Les autorités italiennes ont placé mercredi sous séquestre des biens d'une valeur de plus de 1,6 milliard d'euros (2,2 milliards de dollars) appartenant à une famille d'entrepreneurs siciliens soupçonnés de s'être enrichis grâce à l'appui de la mafia, a annoncé la direction antimafia (DIA) de Palerme.

Le montant de 1,6 milliard d'euros «représente, en valeur totale, l'une des plus grosses saisies jamais réalisées», a précisé la DIA dans un communiqué.

La saisie vise des entreprises, des biens immobiliers et mobiliers ainsi que des comptes bancaires appartenant à Carmelo Virga (66 ans), ainsi qu'à ses frères Vincenzo (78 ans) et Francesco (71 ans) et à ses soeurs Anna (76 ans) et Rosa (68 ans), des entrepreneurs originaires de la province de Palerme, dans le nord-ouest de la Sicile.

«Les complexes enquêtes économico-patrimoniales (...) ont permis de montrer comment les Virga ont bénéficié de l'appui déterminant de la Cosa Nostra dans l'adjudication des travaux et appels d'offres publiques dans le secteur du bâtiment», assure la DIA.

«En effet, ces personnes, membres de la famille mafieuse de Marineo, liée au clan de Corleone, ont réussi, avec le temps, à développer et à imposer leur "groupe d'entreprises", en s'appuyant aussi sur la méthode dite "Siino", qui consiste à organiser des cartels d'entrepreneurs en vue de l'adjudication "pilotée" des appels d'offres publiques», ajoute-t-elle.

Selon la chaîne RaiNews, les membres de la fratrie étaient tous des journaliers agricoles ou des ouvriers dans les années 1980, avant de devenir millionnaires.

D'après la presse italienne, un fils de Carmelo Virga, Gaetano, a été ces dernières années un symbole de la lutte contre le racket opéré par la mafia sicilienne sur les entreprises.

Soutenu par plusieurs associations antimafia, il avait dénoncé des extorsions et son témoignage avait conduit à l'arrestation de plusieurs chefs mafieux de la région.

Gaetano Virga avait ainsi témoigné que l'un de ces chefs, Stefano Polizzi, était venu en 2010 sur le chantier immobilier où il travaillait à Marineo pour réclamer le «pizzo», l'impôt mafieux en menaçant: «Rappelle-toi que tu as des enfants».

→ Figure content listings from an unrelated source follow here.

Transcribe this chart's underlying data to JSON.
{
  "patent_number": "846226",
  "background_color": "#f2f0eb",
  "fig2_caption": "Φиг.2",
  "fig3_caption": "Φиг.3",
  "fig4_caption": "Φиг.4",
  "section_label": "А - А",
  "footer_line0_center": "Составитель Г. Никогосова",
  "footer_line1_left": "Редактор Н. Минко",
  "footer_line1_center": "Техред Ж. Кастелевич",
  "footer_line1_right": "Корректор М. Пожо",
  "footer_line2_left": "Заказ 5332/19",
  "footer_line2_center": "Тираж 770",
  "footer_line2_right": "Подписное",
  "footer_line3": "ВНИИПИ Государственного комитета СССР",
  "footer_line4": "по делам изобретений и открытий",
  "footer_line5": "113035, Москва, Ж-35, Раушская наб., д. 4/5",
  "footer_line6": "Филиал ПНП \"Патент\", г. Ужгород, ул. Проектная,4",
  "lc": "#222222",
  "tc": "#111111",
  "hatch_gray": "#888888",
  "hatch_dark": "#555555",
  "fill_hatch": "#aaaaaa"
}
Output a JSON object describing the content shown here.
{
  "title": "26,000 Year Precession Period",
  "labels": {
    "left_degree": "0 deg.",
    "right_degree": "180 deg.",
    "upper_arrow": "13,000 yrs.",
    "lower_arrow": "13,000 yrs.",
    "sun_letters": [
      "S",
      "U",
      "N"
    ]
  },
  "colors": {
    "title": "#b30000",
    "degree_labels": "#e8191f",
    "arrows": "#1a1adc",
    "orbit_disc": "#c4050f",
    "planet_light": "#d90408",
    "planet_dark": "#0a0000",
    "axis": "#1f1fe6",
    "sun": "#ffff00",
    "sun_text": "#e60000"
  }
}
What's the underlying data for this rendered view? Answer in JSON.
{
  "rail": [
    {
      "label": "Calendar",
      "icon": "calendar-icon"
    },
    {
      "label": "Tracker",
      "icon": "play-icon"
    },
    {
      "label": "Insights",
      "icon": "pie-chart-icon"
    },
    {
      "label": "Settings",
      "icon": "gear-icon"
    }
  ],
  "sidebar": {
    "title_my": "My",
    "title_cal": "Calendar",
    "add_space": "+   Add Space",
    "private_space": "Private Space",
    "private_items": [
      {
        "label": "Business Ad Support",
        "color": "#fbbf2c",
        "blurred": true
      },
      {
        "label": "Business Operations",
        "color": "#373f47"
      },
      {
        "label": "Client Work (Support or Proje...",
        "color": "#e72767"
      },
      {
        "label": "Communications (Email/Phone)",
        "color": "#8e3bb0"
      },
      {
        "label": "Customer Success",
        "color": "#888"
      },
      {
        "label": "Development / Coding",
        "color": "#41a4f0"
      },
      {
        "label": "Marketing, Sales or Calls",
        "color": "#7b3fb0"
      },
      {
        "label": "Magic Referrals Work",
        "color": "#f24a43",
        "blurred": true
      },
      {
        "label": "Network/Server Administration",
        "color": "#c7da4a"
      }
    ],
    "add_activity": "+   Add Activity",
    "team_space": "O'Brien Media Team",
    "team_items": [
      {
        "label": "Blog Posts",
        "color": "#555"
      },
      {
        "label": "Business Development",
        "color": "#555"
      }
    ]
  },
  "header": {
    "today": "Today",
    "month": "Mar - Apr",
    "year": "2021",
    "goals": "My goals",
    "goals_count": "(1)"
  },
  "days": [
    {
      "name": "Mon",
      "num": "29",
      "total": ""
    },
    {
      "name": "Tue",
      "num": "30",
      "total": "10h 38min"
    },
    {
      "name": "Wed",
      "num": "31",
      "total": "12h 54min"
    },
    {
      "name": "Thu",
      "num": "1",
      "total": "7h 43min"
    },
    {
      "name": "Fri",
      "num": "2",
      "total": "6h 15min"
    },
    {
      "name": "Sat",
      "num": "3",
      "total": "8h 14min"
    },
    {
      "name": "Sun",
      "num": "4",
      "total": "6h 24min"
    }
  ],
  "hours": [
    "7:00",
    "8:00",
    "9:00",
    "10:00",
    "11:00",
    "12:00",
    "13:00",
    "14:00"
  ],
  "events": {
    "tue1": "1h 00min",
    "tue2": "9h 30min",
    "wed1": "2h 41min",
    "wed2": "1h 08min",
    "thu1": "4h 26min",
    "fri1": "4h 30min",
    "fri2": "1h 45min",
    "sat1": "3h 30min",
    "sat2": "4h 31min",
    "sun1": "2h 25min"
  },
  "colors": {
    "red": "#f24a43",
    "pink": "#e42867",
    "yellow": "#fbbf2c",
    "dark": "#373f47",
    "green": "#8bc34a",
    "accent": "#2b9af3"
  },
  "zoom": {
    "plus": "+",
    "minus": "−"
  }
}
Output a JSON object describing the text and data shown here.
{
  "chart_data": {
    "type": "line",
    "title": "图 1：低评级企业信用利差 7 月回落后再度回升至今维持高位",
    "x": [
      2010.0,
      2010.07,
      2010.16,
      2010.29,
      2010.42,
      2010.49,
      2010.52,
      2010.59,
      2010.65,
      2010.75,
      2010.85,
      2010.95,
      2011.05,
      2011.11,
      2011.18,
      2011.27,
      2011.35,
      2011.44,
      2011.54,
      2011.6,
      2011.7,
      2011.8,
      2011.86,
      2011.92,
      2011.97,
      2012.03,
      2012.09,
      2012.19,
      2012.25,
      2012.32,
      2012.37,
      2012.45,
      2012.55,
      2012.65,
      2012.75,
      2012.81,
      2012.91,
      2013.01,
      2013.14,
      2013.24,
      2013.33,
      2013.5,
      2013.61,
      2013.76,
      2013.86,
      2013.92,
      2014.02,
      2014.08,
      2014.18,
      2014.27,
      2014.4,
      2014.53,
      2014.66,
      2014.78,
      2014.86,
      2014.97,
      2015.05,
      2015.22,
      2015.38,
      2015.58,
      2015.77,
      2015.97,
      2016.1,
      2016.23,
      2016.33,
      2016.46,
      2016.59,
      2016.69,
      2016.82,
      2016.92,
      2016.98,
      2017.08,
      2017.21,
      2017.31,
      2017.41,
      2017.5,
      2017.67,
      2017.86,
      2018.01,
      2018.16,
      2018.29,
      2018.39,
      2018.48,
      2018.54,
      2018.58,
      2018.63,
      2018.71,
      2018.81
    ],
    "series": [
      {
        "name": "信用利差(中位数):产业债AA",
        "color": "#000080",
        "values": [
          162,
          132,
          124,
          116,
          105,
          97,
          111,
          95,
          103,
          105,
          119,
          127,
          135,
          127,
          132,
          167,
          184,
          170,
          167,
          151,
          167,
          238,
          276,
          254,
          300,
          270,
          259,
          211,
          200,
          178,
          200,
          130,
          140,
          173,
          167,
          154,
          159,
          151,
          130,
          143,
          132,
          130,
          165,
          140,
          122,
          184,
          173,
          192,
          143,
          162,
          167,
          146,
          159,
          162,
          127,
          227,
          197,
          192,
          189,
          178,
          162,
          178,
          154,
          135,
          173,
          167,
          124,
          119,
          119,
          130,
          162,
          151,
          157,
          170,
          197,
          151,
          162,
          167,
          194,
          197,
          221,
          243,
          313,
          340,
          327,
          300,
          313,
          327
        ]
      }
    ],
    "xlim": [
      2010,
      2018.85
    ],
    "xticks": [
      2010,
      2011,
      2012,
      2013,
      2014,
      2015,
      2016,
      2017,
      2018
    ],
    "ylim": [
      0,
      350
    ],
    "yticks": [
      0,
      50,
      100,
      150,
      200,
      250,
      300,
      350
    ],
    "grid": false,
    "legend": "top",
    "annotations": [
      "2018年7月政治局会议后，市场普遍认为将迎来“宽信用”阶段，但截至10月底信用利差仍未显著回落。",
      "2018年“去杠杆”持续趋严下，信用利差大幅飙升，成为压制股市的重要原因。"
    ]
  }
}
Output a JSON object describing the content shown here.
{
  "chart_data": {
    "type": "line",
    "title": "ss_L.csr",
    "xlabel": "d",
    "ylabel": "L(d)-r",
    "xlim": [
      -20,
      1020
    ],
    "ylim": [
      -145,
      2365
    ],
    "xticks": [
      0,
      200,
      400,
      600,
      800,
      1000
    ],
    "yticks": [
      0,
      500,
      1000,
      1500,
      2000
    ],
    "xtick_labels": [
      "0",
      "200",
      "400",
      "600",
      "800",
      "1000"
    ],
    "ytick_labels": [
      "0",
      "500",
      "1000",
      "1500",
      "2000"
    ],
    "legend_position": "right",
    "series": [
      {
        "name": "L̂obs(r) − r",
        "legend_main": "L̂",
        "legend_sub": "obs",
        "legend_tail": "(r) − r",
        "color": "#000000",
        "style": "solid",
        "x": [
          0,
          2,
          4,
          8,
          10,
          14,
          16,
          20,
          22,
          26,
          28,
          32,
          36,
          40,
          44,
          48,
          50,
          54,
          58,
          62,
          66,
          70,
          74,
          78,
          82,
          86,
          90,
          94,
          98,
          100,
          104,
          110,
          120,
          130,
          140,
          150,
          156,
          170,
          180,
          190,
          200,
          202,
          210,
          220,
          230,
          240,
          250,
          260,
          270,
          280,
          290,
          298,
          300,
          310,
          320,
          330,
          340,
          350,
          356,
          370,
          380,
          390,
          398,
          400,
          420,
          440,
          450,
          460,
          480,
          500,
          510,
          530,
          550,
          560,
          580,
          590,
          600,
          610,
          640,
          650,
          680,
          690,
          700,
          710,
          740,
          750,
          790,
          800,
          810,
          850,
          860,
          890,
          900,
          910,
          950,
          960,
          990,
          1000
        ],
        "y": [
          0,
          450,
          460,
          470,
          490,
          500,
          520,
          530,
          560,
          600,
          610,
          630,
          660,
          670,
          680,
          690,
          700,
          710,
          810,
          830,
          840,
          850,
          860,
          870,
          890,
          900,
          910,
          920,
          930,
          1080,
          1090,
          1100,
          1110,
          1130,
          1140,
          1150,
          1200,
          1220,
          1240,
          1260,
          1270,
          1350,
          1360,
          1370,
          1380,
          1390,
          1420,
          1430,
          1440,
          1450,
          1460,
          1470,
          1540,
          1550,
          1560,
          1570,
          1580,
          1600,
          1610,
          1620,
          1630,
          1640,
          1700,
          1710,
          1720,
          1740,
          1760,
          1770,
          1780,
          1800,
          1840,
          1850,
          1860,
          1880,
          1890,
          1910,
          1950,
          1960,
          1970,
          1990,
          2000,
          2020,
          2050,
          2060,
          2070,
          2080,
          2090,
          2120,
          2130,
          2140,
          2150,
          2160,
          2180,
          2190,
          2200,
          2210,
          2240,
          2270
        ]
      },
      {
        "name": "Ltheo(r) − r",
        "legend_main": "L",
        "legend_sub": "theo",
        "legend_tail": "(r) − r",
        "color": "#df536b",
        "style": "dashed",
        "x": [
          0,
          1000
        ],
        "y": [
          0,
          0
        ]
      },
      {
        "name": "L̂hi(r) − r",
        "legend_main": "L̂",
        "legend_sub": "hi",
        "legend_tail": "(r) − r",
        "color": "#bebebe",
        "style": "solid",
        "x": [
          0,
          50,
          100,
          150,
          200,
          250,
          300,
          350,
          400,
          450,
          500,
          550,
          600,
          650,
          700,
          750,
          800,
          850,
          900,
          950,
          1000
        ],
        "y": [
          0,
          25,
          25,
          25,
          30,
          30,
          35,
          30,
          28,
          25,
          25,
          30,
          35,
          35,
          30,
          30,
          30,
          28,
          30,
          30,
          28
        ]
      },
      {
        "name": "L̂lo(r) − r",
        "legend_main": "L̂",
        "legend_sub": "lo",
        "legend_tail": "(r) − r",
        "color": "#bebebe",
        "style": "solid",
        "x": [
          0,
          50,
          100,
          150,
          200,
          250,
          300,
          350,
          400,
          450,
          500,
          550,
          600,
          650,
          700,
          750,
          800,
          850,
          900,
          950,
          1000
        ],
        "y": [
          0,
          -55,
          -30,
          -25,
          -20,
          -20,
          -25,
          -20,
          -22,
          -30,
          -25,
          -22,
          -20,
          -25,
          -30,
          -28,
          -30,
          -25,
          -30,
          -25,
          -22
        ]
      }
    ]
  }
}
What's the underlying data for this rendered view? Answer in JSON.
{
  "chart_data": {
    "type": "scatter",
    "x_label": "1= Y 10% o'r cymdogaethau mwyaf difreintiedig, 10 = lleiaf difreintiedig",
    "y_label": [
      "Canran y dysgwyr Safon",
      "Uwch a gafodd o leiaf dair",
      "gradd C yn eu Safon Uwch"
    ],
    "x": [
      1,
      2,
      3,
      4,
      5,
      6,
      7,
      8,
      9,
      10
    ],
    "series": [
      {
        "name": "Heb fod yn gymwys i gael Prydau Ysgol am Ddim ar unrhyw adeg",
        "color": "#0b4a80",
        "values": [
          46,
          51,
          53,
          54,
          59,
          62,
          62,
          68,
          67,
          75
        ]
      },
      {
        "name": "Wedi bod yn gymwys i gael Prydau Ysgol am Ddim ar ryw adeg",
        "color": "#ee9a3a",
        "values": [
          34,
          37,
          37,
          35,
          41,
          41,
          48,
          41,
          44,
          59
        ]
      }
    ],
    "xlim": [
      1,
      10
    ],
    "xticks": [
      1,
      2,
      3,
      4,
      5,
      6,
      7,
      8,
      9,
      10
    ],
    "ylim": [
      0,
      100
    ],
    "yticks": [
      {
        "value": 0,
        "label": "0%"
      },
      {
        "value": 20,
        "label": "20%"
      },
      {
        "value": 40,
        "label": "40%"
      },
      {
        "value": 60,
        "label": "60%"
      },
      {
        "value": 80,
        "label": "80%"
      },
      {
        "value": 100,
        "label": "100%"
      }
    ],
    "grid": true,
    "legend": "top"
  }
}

Polizzi avait ensuite poursuivi sa visite dans le bureau de l'un des oncles de Gaetano, qui l'avait chassé, après une vive altercation, en jurant de ne jamais lui verser un centime, avait raconté Gaetano aux enquêteurs.

Des villas aux terrains agricoles, des voitures de luxe aux comptes bancaires, des camions aux entreprises hôtelières, les biens saisis à la mafia en Italie sont innombrables.

Après des années de lutte contre la Cosa Nostra en Sicile, la Camorra à Naples ou la 'Ndrangheta en Calabre, l'État italien est aujourd'hui à la tête de quelque 3000 entreprises et propriétaire de plus de 12 000 biens immobiliers.

L'Agence nationale des biens saisis à la mafia (ANBSC), qui dépend du ministère de l'Intérieur gère aussi un pactole de plus de 2 milliards d'euros (près de 2,8 milliards de dollars) constitués de dépôts bancaires et de biens mobiliers.

En cas de condamnation définitive de leurs propriétaires, ces biens deviennent propriété de l'État, qui cherche alors à revendre les entreprises solvables et les biens immobiliers, ou parfois à céder bâtiments, terrains, véhicules... à des communes, des coopératives, des associations pour des projets sociaux.